Roya fundou uma produtora com sua irmã, a Roya Film House, cujos filmes, sempre centrados na dolorosa vida cotidiana das mulheres afegãs, ganharam vários prêmios internacionais.

Uma mulher corajosa

Em 2013, ela criou o primeiro festival de cinema feminino do Afeganistão. Cinco anos depois, recebeu o Prêmio Internacional às Mulheres de Coragem, entregue pela primeira-dama dos Estados Unidos, Melania Trump.

Várias vezes ameaçada de morte pelos mais conservadores, Roya Sadat "se nega a ficar calada", escreveu o Departamento de Estado dos EUA.

"Examinando a cultura afegã através do cinema, Sadat desempenha seu papel para transformar seu país em um lugar melhor para as mulheres e as meninas", completou.

A recompensa chegou com o lançamento do longa-metragem "A Letter to the President" (Uma Carta para o Presidente), que conta a história de uma mulher presa por ter matado, por acidente, seu marido violento. Um novo tabu afegão abordado pela diretora.

"Tinha medo de reações ruins", disse em entrevista à AFP. Mas se sentiu aliviada quando, durante uma projeção do filme em Cabul, o público aplaudiu a heroína após ter dado um tapa em seu marido depois de apanhar.

Abordando os direitos das mulheres em seus filmes e documentários, Roya Sadat quer reparar os danos de 40 anos de guerra na sociedade e cultura afegãs.

"Talvez seja fácil reconstruir um prédio destruído pela guerra, mas não é (fácil) mudar a mentalidade das pessoas", afirmou, insistindo em que "a única forma de fazer isso é pela cultura, pelos meios de comunicação e, principalmente, pelo cinema".

Os filmes de Roya Sadat, "centrados em mulheres e destinados ao público feminino, têm impacto direto nas mulheres na sociedade", comenta Latif Ahmadi, cineasta e ex-diretor do Instituto de Cinema Afegão.

Centro cultural clandestino

Roya nasceu em 1981 e viveu 38 dos últimos 40 anos da guerra que devastou o país. Sua família teve de se esconder durante a década de ocupação soviética, entre 1979 e 1989.

Começou a escrever na escola primária: poemas, contos, peças de teatro. Ainda era estudante quanto fez um programa de televisão com as amigas de classe, o primeiro criado por mulheres em Herat, a capital do oeste do Afeganistão.

No meio disso tudo, os talibãs tomaram o poder. E as escolas de meninas fecharam. As mulheres viviam confinadas em casa. Roya era autorizada a trabalhar como enfermeira, porque eram necessárias mulheres para atender a outras mulheres.
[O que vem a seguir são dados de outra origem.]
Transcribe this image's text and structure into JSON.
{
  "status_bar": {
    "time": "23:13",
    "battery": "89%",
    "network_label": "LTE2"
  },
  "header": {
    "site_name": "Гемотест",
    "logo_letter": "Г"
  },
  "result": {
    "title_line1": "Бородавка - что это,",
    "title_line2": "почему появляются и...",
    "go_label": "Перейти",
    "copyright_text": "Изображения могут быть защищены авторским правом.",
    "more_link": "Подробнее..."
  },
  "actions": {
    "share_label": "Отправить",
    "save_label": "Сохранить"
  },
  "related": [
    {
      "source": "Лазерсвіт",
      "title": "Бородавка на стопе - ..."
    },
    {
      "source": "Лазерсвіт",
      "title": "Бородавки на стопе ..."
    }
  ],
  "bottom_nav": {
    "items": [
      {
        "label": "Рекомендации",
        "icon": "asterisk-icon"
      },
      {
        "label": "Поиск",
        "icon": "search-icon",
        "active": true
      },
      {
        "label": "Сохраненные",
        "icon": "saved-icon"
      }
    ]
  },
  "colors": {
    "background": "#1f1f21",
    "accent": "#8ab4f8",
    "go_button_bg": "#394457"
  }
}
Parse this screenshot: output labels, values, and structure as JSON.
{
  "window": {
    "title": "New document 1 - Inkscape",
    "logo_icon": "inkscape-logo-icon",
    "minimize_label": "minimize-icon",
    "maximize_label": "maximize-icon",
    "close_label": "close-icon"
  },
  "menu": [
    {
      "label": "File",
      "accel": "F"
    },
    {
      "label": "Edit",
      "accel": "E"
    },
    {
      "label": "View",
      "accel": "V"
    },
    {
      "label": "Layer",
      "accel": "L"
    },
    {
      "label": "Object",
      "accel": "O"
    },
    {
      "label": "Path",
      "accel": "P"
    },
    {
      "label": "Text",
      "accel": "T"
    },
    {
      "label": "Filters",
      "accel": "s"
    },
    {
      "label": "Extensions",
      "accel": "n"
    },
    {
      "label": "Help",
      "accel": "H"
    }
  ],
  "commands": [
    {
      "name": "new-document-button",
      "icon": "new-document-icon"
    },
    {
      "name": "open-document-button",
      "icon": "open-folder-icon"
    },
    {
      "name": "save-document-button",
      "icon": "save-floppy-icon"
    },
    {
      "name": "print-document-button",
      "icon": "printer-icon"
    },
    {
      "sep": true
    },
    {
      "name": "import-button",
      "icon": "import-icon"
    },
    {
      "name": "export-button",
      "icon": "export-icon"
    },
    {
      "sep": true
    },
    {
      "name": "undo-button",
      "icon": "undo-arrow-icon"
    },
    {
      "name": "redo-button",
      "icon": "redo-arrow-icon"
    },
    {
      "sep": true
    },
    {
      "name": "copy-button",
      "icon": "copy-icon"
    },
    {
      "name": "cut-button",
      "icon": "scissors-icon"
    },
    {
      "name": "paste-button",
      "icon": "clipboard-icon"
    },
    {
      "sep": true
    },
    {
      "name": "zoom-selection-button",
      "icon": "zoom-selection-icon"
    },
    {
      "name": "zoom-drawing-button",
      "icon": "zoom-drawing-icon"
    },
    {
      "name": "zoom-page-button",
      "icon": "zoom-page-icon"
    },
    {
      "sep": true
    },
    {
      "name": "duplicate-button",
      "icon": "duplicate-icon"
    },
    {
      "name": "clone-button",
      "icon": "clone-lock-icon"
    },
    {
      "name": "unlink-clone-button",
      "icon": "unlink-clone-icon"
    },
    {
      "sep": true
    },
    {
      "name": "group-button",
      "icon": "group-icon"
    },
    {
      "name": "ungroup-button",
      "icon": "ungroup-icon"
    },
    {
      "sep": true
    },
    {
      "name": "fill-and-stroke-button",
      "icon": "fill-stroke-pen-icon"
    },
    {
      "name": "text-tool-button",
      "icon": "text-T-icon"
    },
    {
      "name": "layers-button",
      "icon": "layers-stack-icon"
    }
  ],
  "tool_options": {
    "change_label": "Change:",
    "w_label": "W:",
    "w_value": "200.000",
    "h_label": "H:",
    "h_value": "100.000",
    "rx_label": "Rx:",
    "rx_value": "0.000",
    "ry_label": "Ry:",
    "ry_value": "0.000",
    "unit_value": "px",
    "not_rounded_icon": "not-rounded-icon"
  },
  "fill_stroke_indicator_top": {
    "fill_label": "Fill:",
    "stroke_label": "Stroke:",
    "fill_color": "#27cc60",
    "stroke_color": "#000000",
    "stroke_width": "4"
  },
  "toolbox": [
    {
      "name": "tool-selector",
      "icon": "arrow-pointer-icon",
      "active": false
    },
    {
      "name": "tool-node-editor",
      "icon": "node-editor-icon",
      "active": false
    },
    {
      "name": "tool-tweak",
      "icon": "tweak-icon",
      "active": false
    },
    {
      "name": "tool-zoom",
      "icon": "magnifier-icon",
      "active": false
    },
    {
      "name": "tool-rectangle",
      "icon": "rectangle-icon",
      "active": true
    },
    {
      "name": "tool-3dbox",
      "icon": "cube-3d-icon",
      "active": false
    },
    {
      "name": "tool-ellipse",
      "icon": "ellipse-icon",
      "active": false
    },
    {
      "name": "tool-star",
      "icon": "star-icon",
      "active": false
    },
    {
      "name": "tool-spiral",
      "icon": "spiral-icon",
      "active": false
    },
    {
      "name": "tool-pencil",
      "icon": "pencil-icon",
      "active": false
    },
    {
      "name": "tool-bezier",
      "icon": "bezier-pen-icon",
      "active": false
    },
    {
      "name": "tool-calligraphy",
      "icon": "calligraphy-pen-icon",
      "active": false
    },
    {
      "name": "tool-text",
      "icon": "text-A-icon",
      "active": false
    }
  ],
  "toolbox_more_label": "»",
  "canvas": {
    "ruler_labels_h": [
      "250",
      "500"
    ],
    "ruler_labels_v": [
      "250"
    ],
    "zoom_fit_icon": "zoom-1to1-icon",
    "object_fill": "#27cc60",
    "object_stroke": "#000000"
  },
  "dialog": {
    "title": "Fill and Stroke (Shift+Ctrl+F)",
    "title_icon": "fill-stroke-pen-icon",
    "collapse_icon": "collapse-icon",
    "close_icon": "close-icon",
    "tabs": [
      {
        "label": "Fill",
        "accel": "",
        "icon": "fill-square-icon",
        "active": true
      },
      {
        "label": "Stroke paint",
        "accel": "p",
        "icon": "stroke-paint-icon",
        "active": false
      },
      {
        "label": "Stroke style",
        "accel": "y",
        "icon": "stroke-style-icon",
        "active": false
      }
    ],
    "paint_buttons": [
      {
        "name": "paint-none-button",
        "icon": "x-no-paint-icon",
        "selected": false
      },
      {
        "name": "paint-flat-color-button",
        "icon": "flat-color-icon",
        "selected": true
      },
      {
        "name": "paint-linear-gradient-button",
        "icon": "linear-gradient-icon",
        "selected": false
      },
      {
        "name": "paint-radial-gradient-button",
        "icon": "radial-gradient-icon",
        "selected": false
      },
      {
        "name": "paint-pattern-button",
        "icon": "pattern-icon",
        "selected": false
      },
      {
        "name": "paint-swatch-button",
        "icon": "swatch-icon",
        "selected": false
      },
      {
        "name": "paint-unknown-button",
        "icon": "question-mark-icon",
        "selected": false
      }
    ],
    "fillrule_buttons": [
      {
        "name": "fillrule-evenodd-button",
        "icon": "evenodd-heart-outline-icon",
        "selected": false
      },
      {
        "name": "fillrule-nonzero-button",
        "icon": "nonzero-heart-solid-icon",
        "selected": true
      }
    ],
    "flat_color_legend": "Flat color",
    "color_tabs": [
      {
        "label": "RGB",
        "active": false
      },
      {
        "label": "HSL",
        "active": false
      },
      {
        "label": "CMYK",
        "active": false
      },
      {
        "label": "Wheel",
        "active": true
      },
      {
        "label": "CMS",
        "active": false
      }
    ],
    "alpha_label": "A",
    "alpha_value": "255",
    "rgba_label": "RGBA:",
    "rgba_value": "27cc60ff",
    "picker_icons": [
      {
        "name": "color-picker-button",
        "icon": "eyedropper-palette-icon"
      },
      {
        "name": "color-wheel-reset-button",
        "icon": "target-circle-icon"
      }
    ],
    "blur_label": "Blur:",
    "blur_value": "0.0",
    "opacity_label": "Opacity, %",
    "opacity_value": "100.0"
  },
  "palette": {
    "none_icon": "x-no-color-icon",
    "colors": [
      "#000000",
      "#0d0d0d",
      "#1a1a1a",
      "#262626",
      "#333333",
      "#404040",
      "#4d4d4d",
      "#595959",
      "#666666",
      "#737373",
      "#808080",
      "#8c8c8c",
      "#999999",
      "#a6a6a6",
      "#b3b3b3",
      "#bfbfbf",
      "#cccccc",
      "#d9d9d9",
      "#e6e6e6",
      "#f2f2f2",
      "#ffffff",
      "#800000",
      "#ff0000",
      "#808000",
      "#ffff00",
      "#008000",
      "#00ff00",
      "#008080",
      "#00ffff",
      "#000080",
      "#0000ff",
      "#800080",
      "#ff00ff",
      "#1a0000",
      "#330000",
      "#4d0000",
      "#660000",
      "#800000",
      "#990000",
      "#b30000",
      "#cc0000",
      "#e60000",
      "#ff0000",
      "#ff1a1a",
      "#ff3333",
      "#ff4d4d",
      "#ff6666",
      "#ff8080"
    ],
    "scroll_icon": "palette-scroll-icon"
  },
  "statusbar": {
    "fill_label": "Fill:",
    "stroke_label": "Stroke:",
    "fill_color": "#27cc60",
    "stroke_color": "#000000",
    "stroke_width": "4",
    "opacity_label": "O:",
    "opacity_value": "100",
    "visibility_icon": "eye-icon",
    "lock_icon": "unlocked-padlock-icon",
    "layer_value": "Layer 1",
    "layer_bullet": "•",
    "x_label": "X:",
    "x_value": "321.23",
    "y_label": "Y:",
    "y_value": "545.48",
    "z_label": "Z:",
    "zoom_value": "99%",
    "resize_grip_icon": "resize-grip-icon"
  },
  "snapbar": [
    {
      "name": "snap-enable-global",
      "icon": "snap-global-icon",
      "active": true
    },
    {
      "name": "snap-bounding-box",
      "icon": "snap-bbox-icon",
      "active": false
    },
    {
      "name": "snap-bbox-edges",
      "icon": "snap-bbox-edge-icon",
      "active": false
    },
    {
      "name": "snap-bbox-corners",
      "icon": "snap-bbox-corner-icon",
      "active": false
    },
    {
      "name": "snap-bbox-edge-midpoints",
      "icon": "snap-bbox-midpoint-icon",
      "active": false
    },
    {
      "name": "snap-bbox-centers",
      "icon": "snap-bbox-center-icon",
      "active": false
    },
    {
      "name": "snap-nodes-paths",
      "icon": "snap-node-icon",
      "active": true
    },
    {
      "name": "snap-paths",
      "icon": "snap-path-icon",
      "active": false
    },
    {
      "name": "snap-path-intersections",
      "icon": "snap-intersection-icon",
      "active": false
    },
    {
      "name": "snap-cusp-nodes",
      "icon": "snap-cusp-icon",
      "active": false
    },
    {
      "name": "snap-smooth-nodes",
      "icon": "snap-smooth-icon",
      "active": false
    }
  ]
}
No hospital, criou um centro cultural clandestino em que organizou apresentações de uma de suas obras teatrais. "Comparávamos os tempos dos talibãs com a era pré-islâmica, quando as meninas eram enterradas vivas", contou.

O chefe do hospital era talibã. "Era muito perigoso", lembra. "Mas ainda é difícil de acreditar que tenhamos conseguido atuar".

Hoje em dia, a cineasta comemora duas décadas de sucesso nos direitos das mulheres, graças à presença das tropas ocidentais.

Os resultados são impressionantes nas grandes cidades, onde agora as mulheres são visíveis e ativas. Em torno de 39% das meninas frequentam o Ensino Médio, segundo o Banco Mundial. Há 20 anos, eram poucas.

Tudo pode ser posto a perder, se os insurgentes voltarem ao poder após a retirada das forças americanas, a qual Washington negociado com eles há mais de um ano.

Roya Sadat suspira: "Temo que eles simplesmente nos esqueçam como durante os cinco anos de governo dos talibãs".